TikTok, a short-video app popular among lip-syncing teenagers and young adults in small towns, is being used to register their protest against the Citizenship Amendment Act In fact, videos of protests overlapped with patriotic songs, poetry calling for unity among Indians, graphics explaining the repercussions of the Act and the yet-to-be commissioned National Register of Citizens (NRC), have received millions of views. There are also videos of people supporting the policy, arguing that the protests are a result of misinformation.

TikTok users posting these protest videos were not so long ago shooting videos of themselves dancing, cracking jokes and playing pranks. Its young and semi-urban user base is in stark contrast to the one found on Twitter and Instagram, which is a platform of choice for urban intellectuals, activists, the media and lawyers.

“Just as city dwellers discovered social clout on Facebook, it is now the tier 2 to tier 5 residents discovering social clout on Tik-Tok for the first time. They are discovering that their opinions matter and they are willing to express themselves,” said Karthik Srinivasan, an independent communications consultant and former national lead, social, at Ogilvy.

Facebook, which was used during anti-government protests during the ‘Nirbhaya’ incident and the anti-corruption movement, has now been relegated in terms of user expression, he added.

Hashtag #NRC got 76.2 million views, #noNRC 35.7 million views, #boycottNRC 10.6 million views and #rejectNRC got 6.3 million views, according to data available on TikTok. Similarly, #CAA got 25.2 million views and #noCAA got 11.9 million views. Hashtags in support of the law, such as #isupportnrc got 189,000 views and #i_support-_cab_nrc received 29,400 views.

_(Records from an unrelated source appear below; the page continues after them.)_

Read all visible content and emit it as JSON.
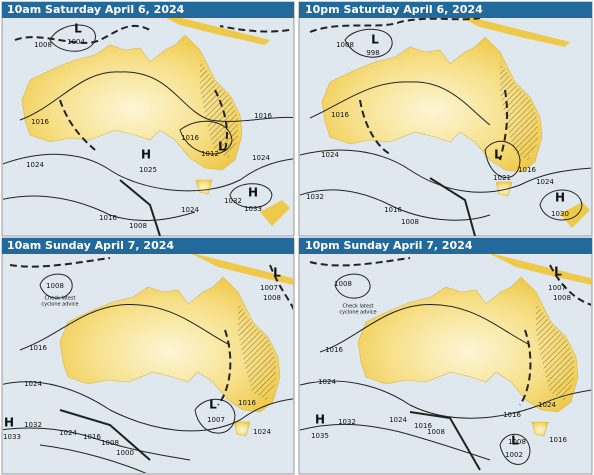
{
  "panels": [
    {
      "title": "10am Saturday April 6, 2024",
      "labels": [
        "L",
        "1004",
        "1008",
        "1016",
        "1016",
        "1016",
        "1024",
        "1024",
        "1024",
        "1016",
        "1008",
        "H",
        "1025",
        "H",
        "1032",
        "1033",
        "L",
        "1012"
      ]
    },
    {
      "title": "10pm Saturday April 6, 2024",
      "labels": [
        "1008",
        "L",
        "998",
        "1016",
        "1024",
        "1032",
        "1016",
        "1008",
        "L",
        "1021",
        "1016",
        "1024",
        "H",
        "1030"
      ]
    },
    {
      "title": "10am Sunday April 7, 2024",
      "labels": [
        "1008",
        "Check latest",
        "cyclone advice",
        "1016",
        "1024",
        "H",
        "1033",
        "1032",
        "1024",
        "1016",
        "1008",
        "1000",
        "L",
        "1007",
        "1016",
        "1024",
        "L",
        "1007",
        "1008"
      ]
    },
    {
      "title": "10pm Sunday April 7, 2024",
      "labels": [
        "1008",
        "Check latest",
        "cyclone advice",
        "1016",
        "1024",
        "H",
        "1035",
        "1032",
        "1024",
        "1016",
        "1008",
        "1016",
        "1024",
        "1008",
        "L",
        "1002",
        "1016",
        "L",
        "1007",
        "1008"
      ]
    }
  ]
}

There were dozens of similar supporting and protesting hashtags on TikTok.

TikTok, owned by China-based technology startup ByteDance, has tried hard to remain apolitical globally to avoid angering governments.

An email query sent to TikTok remained unanswered.

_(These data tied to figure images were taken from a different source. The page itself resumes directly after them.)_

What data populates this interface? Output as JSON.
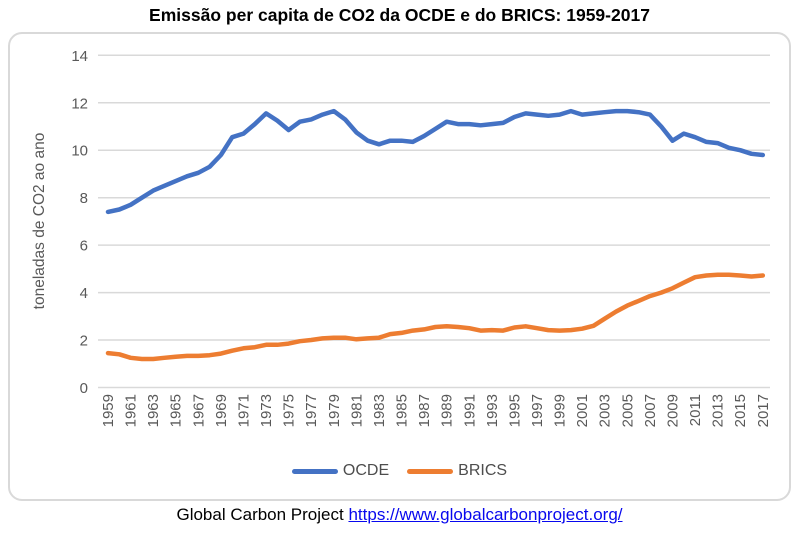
{
  "footer": {
    "source_text": "Global Carbon Project",
    "link_text": "https://www.globalcarbonproject.org/",
    "link_href": "https://www.globalcarbonproject.org/"
  },
  "colors": {
    "ocde": "#4472C4",
    "brics": "#ED7D31",
    "gridline": "#D9D9D9",
    "axis_text": "#595959",
    "legend_text": "#4d4d4d",
    "link": "#0808ee"
  },
  "chart_data": {
    "type": "line",
    "title": "Emissão per capita de CO2 da OCDE e do BRICS: 1959-2017",
    "xlabel": "",
    "ylabel": "toneladas de CO2 ao ano",
    "ylim": [
      0,
      14
    ],
    "ytick_step": 2,
    "grid": true,
    "legend_position": "bottom",
    "x": [
      1959,
      1960,
      1961,
      1962,
      1963,
      1964,
      1965,
      1966,
      1967,
      1968,
      1969,
      1970,
      1971,
      1972,
      1973,
      1974,
      1975,
      1976,
      1977,
      1978,
      1979,
      1980,
      1981,
      1982,
      1983,
      1984,
      1985,
      1986,
      1987,
      1988,
      1989,
      1990,
      1991,
      1992,
      1993,
      1994,
      1995,
      1996,
      1997,
      1998,
      1999,
      2000,
      2001,
      2002,
      2003,
      2004,
      2005,
      2006,
      2007,
      2008,
      2009,
      2010,
      2011,
      2012,
      2013,
      2014,
      2015,
      2016,
      2017
    ],
    "xtick_labels": [
      "1959",
      "1961",
      "1963",
      "1965",
      "1967",
      "1969",
      "1971",
      "1973",
      "1975",
      "1977",
      "1979",
      "1981",
      "1983",
      "1985",
      "1987",
      "1989",
      "1991",
      "1993",
      "1995",
      "1997",
      "1999",
      "2001",
      "2003",
      "2005",
      "2007",
      "2009",
      "2011",
      "2013",
      "2015",
      "2017"
    ],
    "series": [
      {
        "name": "OCDE",
        "color": "#4472C4",
        "values": [
          7.4,
          7.5,
          7.7,
          8.0,
          8.3,
          8.5,
          8.7,
          8.9,
          9.05,
          9.3,
          9.8,
          10.55,
          10.7,
          11.1,
          11.55,
          11.25,
          10.85,
          11.2,
          11.3,
          11.5,
          11.65,
          11.3,
          10.75,
          10.4,
          10.25,
          10.4,
          10.4,
          10.35,
          10.6,
          10.9,
          11.2,
          11.1,
          11.1,
          11.05,
          11.1,
          11.15,
          11.4,
          11.55,
          11.5,
          11.45,
          11.5,
          11.65,
          11.5,
          11.55,
          11.6,
          11.65,
          11.65,
          11.6,
          11.5,
          11.0,
          10.4,
          10.7,
          10.55,
          10.35,
          10.3,
          10.1,
          10.0,
          9.85,
          9.8
        ]
      },
      {
        "name": "BRICS",
        "color": "#ED7D31",
        "values": [
          1.45,
          1.4,
          1.25,
          1.2,
          1.2,
          1.25,
          1.3,
          1.33,
          1.33,
          1.36,
          1.43,
          1.55,
          1.65,
          1.7,
          1.8,
          1.8,
          1.85,
          1.95,
          2.0,
          2.07,
          2.1,
          2.1,
          2.03,
          2.07,
          2.1,
          2.25,
          2.3,
          2.4,
          2.45,
          2.55,
          2.58,
          2.55,
          2.5,
          2.4,
          2.42,
          2.4,
          2.53,
          2.58,
          2.5,
          2.42,
          2.4,
          2.42,
          2.48,
          2.6,
          2.9,
          3.2,
          3.45,
          3.65,
          3.85,
          4.0,
          4.18,
          4.42,
          4.65,
          4.72,
          4.75,
          4.75,
          4.72,
          4.68,
          4.72
        ]
      }
    ]
  }
}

TikTok has about 200 million registered users in India, of which 120 million are active every month. Facebook and Twitter do not disclose user base numbers for India specifically, but statistics portal Statista puts Facebook’s active users in the country at 269 million and Twitter’s at 7.91 million, as of October.

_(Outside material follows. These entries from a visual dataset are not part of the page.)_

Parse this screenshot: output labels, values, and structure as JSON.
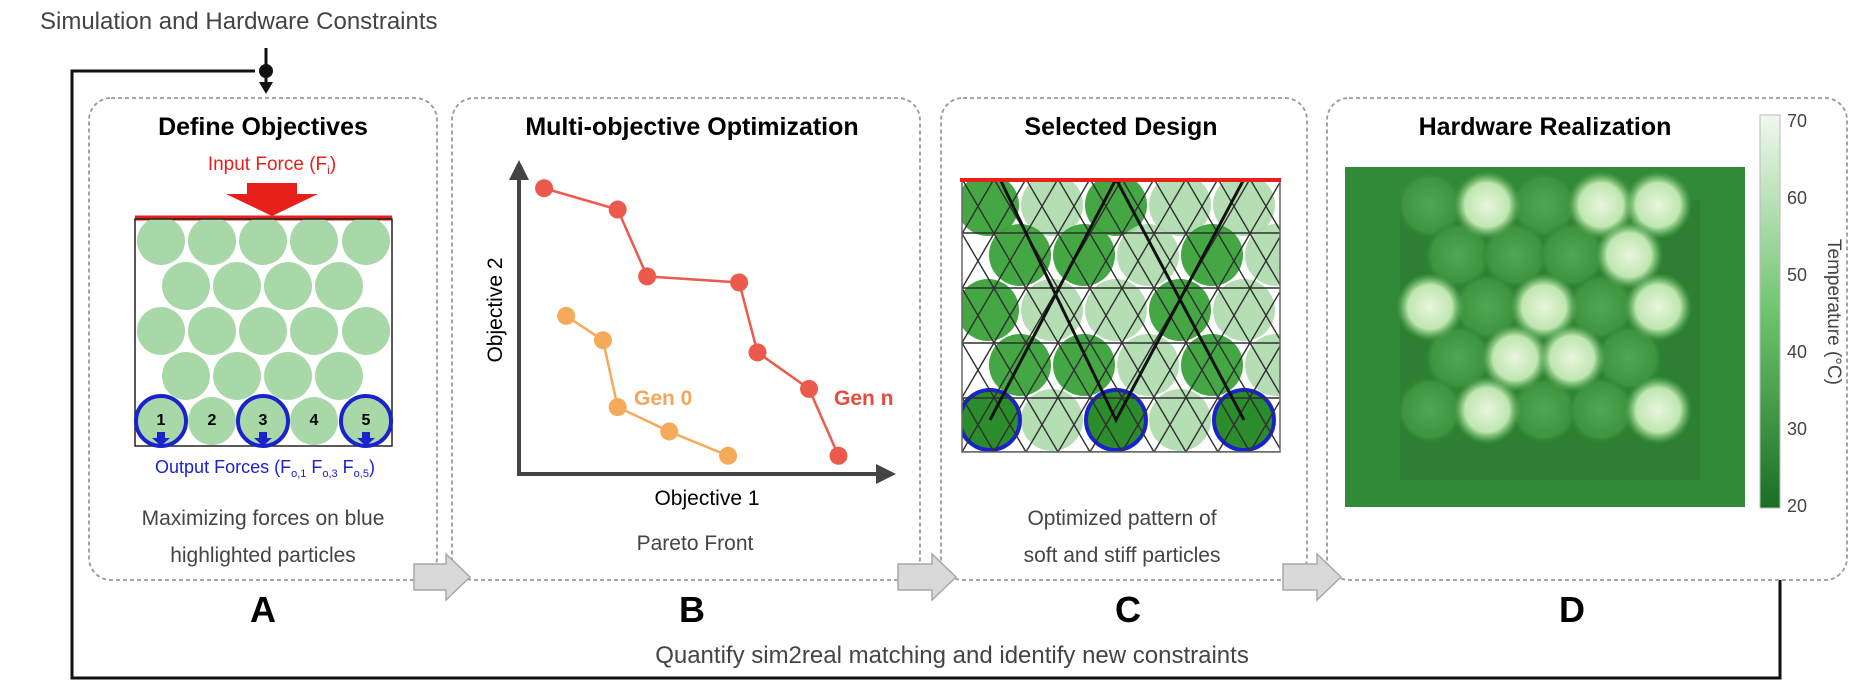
{
  "header": {
    "constraints_label": "Simulation and Hardware Constraints"
  },
  "panels": {
    "a": {
      "title": "Define Objectives",
      "input_force": "Input Force (F",
      "input_force_sub": "i",
      "input_force_close": ")",
      "particle_numbers": [
        "1",
        "2",
        "3",
        "4",
        "5"
      ],
      "output_forces": {
        "prefix": "Output Forces (F",
        "s1": "o,1",
        "mid1": " F",
        "s2": "o,3",
        "mid2": " F",
        "s3": "o,5",
        "suffix": ")"
      },
      "caption_line1": "Maximizing forces on blue",
      "caption_line2": "highlighted particles",
      "letter": "A"
    },
    "b": {
      "title": "Multi-objective Optimization",
      "x_axis_label": "Objective 1",
      "y_axis_label": "Objective 2",
      "caption": "Pareto Front",
      "letter": "B"
    },
    "c": {
      "title": "Selected Design",
      "caption_line1": "Optimized pattern of",
      "caption_line2": "soft and stiff particles",
      "letter": "C"
    },
    "d": {
      "title": "Hardware Realization",
      "colorbar_label": "Temperature (°C)",
      "colorbar_ticks": [
        "70",
        "60",
        "50",
        "40",
        "30",
        "20"
      ],
      "letter": "D"
    }
  },
  "footer": {
    "feedback_label": "Quantify sim2real matching and identify new constraints"
  },
  "colors": {
    "input_red": "#e8201c",
    "output_blue": "#1a22cc",
    "soft_green": "#a8d8a8",
    "stiff_green": "#3aa23a",
    "gen0": "#f5a95a",
    "genn": "#ec5a4d",
    "gen0_label": "#f3a55a",
    "genn_label": "#e84a3e"
  },
  "chart_data": {
    "type": "scatter",
    "title": "",
    "xlabel": "Objective 1",
    "ylabel": "Objective 2",
    "series": [
      {
        "name": "Gen n",
        "color": "#ec5a4d",
        "x": [
          0.06,
          0.26,
          0.34,
          0.59,
          0.64,
          0.78,
          0.86
        ],
        "y": [
          0.94,
          0.87,
          0.65,
          0.63,
          0.4,
          0.28,
          0.06
        ]
      },
      {
        "name": "Gen 0",
        "color": "#f5a95a",
        "x": [
          0.12,
          0.22,
          0.26,
          0.4,
          0.56
        ],
        "y": [
          0.52,
          0.44,
          0.22,
          0.14,
          0.06
        ]
      }
    ]
  }
}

In a bid to stay away from divisive political content, TikTok banned political advertising globally, saying they do not fit in with the experience the app aims to offer.

TikTok has stressed that it wants to be known as a place for creative expression, and one that creates a “positive, refreshing environment”.

In the last one year, TikTok has successfully diversified its content library to include educational videos on English speaking, cooking, fitness and healthcare.